Again, I didn’t say anything. Diane’s dad was the kind of man my father, a former college boxer, had contempt for. I imagined that if I told my father, he wouldn’t call the police but instead would go to Diane’s house and punch her father in the face. That would make things unpleasant in school the following day. A part of me thought her father was pathetic. High school boys were more adept at making passes.
For years my memory of that episode stopped at my front door, as if the whole thing were just a brief snippet of video that then goes blank. But of course that wasn’t the end. Diane and I remained friends through high school, and we were at each other’s houses many times. Sandusky’s lawyers have tried to impugn the credibility of the victims by pointing out that their testimony is sometimes more detailed than the accounts they first gave to the grand jury. Victim 7 explained, “Talking about different events and through talking about things in my past, different things have triggered different memories.” I know exactly what he means. Thinking about it this week, I remembered for the first time in years that Diane’s father continued to offer me rides. I always refused unless she came along, as she often did.
One night her father said he’d drive me home, and Diane said she’d join us, so I said yes. Her father turned to Diane and said she needed to stay home and finish her homework. She protested that she only had a little reading left and wanted to come. He became adamant, insisting that she stay home. Diane’s mother seemed to sense something was amiss. She said firmly, to her husband’s clear frustration, that Diane was to come along with me. Did she suspect what her husband was up to? Did she know?
The last incident was not child abuse, because I was no longer a minor, though I was still a teenager of 18 or 19. Several years earlier, my family had worked for the election of our congressman, Father Robert Drinan, an anti-Vietnam War, pro-choice priest. He was in town for a fundraiser or town meeting, and I went. Afterward he offered me a ride to the subway. (You’d think I would have learned.) He was in his 50s, and as he drove we chatted about college. We got to where he was letting me off, he turned off the engine, and he began jabbering incoherently about men and women. Then he lunged, shoving his tongue in my mouth while running his hands over my breasts and up and down my torso. It seems like the set-up for a joke, a Jewish woman being molested by a Jesuit. As we tussled, I had probably the most naive thought of my life: “How could this be happening, he’s a priest!”
As I shoved him off and opened the car door to get out, I saw I had left a smear of my pink lipstick on his clerical collar. Again, I told no one. It was embarrassing, revolting, and I had no desire to make accusations against a congressman, especially one I admired.

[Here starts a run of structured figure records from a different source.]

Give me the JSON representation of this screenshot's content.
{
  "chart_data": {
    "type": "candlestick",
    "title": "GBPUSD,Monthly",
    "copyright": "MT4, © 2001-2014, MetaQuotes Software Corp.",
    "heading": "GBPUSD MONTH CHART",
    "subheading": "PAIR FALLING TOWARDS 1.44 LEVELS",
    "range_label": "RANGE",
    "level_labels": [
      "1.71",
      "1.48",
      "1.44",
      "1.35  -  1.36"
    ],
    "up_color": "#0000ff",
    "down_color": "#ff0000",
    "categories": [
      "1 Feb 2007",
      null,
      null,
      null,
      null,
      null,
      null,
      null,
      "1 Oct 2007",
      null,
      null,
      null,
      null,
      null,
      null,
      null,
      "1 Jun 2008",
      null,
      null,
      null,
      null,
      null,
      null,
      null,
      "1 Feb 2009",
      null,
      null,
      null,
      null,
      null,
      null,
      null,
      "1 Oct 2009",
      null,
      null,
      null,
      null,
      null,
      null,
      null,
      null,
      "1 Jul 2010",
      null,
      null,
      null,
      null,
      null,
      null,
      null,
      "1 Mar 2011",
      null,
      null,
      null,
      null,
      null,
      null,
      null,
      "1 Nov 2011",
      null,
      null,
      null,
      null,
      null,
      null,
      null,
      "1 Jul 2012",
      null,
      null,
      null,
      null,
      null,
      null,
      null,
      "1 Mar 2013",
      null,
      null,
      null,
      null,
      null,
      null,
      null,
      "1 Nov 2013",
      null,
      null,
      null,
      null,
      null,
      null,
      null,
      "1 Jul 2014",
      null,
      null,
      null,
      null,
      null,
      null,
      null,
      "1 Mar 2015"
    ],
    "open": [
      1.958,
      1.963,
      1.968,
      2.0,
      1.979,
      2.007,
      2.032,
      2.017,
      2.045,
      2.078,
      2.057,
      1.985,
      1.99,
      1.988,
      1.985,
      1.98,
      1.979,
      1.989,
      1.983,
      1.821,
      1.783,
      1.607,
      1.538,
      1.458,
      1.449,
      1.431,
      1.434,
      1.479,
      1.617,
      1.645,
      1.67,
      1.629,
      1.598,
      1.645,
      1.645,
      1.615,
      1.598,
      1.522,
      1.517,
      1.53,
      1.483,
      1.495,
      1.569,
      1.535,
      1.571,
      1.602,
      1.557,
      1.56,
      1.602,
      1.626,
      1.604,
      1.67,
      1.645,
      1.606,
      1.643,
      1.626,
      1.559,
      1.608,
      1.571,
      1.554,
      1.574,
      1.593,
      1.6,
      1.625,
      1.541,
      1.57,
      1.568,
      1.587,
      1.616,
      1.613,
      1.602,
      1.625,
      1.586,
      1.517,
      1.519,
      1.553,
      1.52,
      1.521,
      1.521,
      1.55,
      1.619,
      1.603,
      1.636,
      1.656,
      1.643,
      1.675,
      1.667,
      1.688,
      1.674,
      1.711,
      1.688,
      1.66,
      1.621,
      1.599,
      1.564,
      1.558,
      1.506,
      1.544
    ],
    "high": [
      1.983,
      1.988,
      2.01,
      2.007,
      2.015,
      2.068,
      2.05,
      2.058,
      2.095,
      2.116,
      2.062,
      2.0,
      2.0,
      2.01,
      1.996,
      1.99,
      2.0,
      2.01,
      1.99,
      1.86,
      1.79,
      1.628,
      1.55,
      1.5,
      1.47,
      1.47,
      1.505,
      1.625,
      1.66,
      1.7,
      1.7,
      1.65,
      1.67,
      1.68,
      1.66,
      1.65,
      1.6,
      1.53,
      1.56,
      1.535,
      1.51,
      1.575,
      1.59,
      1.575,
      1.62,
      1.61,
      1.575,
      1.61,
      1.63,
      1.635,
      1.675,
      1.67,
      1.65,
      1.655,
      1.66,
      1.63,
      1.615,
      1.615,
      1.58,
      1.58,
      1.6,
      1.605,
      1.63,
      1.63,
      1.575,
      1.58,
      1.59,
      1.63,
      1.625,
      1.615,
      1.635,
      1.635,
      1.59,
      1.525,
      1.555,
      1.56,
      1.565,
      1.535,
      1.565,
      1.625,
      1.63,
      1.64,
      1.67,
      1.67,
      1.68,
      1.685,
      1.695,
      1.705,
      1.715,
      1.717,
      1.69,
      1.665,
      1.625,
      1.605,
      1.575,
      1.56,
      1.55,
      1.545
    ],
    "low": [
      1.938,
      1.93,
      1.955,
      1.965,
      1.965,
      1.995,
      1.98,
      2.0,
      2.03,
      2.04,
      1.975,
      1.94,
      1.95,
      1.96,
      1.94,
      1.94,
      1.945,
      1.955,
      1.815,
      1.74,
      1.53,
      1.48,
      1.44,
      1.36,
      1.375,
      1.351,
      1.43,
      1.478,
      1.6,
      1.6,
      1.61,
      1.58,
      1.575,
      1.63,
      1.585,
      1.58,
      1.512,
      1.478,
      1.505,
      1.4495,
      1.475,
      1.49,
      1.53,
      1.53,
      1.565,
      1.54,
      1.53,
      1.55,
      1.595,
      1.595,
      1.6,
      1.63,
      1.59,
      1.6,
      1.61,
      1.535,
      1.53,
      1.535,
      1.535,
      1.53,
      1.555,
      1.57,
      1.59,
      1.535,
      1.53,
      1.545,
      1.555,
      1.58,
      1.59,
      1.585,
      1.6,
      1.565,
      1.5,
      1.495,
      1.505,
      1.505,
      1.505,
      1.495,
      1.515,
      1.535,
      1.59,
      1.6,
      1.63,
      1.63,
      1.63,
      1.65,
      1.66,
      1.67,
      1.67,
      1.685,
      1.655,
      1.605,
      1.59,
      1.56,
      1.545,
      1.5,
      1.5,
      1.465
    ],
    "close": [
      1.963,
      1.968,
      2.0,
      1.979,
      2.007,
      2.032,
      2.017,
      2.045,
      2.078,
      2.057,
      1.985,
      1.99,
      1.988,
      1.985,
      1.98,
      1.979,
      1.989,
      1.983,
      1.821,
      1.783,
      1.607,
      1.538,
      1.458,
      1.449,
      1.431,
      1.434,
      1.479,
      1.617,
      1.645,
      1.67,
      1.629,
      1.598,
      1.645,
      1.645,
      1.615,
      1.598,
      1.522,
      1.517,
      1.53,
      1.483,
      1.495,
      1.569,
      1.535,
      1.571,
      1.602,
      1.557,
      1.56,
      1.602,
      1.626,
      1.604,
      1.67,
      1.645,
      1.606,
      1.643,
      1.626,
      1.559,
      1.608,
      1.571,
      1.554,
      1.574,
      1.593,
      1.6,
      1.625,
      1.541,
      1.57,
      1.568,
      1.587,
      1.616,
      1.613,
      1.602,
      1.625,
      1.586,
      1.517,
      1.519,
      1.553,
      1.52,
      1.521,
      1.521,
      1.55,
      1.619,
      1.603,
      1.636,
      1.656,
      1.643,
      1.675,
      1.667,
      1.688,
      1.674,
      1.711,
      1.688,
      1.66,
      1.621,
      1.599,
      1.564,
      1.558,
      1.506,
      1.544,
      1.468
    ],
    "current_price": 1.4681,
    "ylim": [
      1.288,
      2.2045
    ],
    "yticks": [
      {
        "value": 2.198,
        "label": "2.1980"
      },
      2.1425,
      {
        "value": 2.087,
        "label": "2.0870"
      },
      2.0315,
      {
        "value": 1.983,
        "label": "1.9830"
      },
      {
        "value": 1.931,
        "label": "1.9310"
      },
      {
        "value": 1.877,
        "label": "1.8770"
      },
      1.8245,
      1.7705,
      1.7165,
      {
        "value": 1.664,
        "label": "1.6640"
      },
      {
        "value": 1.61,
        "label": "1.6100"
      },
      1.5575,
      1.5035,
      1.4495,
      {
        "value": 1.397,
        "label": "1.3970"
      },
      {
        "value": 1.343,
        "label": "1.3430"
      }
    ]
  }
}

Maybe because I grew up in a chaotic household, knowing adults were unpredictable and unreliable, none of these incidents had an innocence-destroying effect. When I spoke to David Finkelhor, director of the Crimes Against Children Research Center, he understood why silence was my instinctive reaction. “Kids have an intuition this might be taken as a big deal by adults, and are not sure they want it to be. It means confronting the adult who did it. For you, it involved your friend. What are you going to get out of it? You escaped, you feel it won’t happen again. You’re not thinking it will happen to someone else. From a cost-benefit analysis, it makes a lot of sense not to disclose.”